Fix: Ensure Google Sheets “Results” tab has all column headers exactly matching node mappings and that service account can write. - Problem: HTML fallback scraping is not called
Cause: AI agent’s fallback tool not properly set.
Fix: Check the Vision-based AI Agent node prompt and tool settings to enable fallback call.
Pre-Production Checklist
- Check Google Sheets contains correct URLs in the proper column.
- Confirm ScrapingBee API key is active and has quota for screenshots and HTML requests.

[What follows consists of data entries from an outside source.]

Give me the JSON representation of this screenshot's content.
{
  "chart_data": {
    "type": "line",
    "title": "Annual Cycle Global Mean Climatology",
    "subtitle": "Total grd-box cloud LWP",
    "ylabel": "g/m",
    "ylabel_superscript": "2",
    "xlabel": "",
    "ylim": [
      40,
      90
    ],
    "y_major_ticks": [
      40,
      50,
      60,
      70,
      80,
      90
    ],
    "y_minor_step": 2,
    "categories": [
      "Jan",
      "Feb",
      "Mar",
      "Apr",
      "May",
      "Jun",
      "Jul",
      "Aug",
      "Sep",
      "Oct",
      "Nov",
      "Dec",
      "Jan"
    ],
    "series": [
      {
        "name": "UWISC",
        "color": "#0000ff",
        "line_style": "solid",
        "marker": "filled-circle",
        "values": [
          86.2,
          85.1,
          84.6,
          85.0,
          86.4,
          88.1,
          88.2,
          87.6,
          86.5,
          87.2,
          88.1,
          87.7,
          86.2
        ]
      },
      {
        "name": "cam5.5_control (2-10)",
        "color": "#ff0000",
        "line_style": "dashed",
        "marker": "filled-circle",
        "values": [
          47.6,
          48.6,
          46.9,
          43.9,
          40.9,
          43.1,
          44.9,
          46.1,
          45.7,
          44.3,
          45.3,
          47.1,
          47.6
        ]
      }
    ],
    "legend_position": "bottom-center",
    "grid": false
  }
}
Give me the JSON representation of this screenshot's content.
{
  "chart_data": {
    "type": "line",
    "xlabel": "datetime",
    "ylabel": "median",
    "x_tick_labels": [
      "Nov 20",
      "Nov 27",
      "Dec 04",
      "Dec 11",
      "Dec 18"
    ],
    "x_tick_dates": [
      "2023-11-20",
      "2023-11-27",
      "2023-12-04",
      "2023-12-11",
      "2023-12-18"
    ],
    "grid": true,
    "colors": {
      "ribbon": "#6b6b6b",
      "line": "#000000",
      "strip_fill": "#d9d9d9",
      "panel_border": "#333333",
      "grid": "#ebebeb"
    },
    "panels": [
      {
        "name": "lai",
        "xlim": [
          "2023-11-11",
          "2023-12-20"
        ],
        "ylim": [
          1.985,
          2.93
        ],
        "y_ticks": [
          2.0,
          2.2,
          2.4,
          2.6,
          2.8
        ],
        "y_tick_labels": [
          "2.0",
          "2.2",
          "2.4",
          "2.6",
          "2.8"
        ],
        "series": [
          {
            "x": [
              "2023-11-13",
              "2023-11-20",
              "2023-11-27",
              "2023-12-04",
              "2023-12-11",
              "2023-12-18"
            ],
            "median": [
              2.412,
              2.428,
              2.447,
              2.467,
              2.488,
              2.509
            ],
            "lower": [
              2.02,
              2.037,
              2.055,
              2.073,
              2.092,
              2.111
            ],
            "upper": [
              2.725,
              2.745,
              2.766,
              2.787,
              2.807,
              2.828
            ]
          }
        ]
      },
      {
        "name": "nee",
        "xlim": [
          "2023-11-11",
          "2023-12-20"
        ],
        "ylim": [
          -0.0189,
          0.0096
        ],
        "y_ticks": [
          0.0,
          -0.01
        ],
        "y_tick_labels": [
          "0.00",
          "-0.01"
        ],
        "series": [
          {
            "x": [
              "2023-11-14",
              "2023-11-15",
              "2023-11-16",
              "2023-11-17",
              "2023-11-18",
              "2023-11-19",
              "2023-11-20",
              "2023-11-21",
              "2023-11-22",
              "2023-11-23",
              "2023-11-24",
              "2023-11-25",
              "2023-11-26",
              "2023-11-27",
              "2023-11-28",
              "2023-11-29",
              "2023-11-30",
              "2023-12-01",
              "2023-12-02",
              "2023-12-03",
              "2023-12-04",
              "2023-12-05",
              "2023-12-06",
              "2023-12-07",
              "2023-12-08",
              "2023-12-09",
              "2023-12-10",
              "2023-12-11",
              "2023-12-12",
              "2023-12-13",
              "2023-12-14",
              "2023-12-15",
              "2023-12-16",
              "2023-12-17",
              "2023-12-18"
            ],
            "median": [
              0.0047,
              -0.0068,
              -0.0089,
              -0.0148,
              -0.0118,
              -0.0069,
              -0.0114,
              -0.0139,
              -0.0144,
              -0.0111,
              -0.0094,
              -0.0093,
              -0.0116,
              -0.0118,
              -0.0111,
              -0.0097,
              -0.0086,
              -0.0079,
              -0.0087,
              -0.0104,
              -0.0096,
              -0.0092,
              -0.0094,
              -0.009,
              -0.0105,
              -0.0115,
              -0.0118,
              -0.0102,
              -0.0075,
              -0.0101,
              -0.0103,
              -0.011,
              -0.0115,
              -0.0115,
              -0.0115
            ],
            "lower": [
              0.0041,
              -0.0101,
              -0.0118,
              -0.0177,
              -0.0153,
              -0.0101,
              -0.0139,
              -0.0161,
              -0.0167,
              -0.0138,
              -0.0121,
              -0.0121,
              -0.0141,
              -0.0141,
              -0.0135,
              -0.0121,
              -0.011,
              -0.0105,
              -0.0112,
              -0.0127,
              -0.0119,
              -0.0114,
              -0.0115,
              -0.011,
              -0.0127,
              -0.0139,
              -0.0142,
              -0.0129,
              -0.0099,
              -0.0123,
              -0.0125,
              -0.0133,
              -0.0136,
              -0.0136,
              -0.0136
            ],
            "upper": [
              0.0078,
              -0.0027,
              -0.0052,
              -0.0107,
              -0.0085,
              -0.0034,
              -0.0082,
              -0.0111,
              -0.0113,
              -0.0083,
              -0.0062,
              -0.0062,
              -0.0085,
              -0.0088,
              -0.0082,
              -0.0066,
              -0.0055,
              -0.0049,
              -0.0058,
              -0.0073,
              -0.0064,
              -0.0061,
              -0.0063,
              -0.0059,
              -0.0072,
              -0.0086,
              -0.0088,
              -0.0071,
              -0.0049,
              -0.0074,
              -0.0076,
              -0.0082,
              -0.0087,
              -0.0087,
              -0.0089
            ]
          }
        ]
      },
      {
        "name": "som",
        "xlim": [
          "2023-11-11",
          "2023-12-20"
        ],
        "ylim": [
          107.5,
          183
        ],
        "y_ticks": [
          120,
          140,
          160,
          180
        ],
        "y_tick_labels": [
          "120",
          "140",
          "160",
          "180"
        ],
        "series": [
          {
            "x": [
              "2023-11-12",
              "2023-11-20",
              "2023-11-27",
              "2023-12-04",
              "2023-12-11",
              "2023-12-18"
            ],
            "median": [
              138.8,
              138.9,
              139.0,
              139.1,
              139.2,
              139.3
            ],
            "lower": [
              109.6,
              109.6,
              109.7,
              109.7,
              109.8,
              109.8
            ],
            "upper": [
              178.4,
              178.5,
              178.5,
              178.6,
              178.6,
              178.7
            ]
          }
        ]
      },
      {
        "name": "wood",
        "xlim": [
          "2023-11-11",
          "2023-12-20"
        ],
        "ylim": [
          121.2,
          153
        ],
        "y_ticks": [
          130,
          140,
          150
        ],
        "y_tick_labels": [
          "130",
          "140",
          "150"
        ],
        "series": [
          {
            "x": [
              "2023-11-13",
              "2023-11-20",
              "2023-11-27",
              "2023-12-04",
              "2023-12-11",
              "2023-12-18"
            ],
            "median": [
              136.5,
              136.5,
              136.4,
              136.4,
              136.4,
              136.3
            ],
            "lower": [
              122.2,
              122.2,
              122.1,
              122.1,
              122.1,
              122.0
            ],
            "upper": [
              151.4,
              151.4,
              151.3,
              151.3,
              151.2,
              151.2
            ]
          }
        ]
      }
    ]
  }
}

- Test the Vision-based AI Agent node alone with sample screenshots to see if data extracts correctly.
- Ensure Google Sheets service account has both read and write permission for the target sheets.
- Run the entire workflow manually from Manual Trigger node and watch outputs on each node for errors or missing data.
Deployment Notes
Switch the startup trigger from manual to scheduled or webhook for automatic runs.
Observe logs after each run to catch and fix formatting or permission issues early.
If websites update layout, AI prompts or scraping fallback may need prompt tuning or subworkflow adjustments.
Keep an eye on scraping success rate and manually audit rows occasionally.
Summary
→ Extract URLs from Google Sheets easily.
→ Capture full-page screenshots via ScrapingBee.
→ Use Google Gemini AI to pull product details from images.
→ Fallback to HTML parsing if visual extraction fails.
→ Parse and format data in structured JSON.
→ Save each product row neatly in Google Sheets.
→ Save hours of manual work and reduce errors.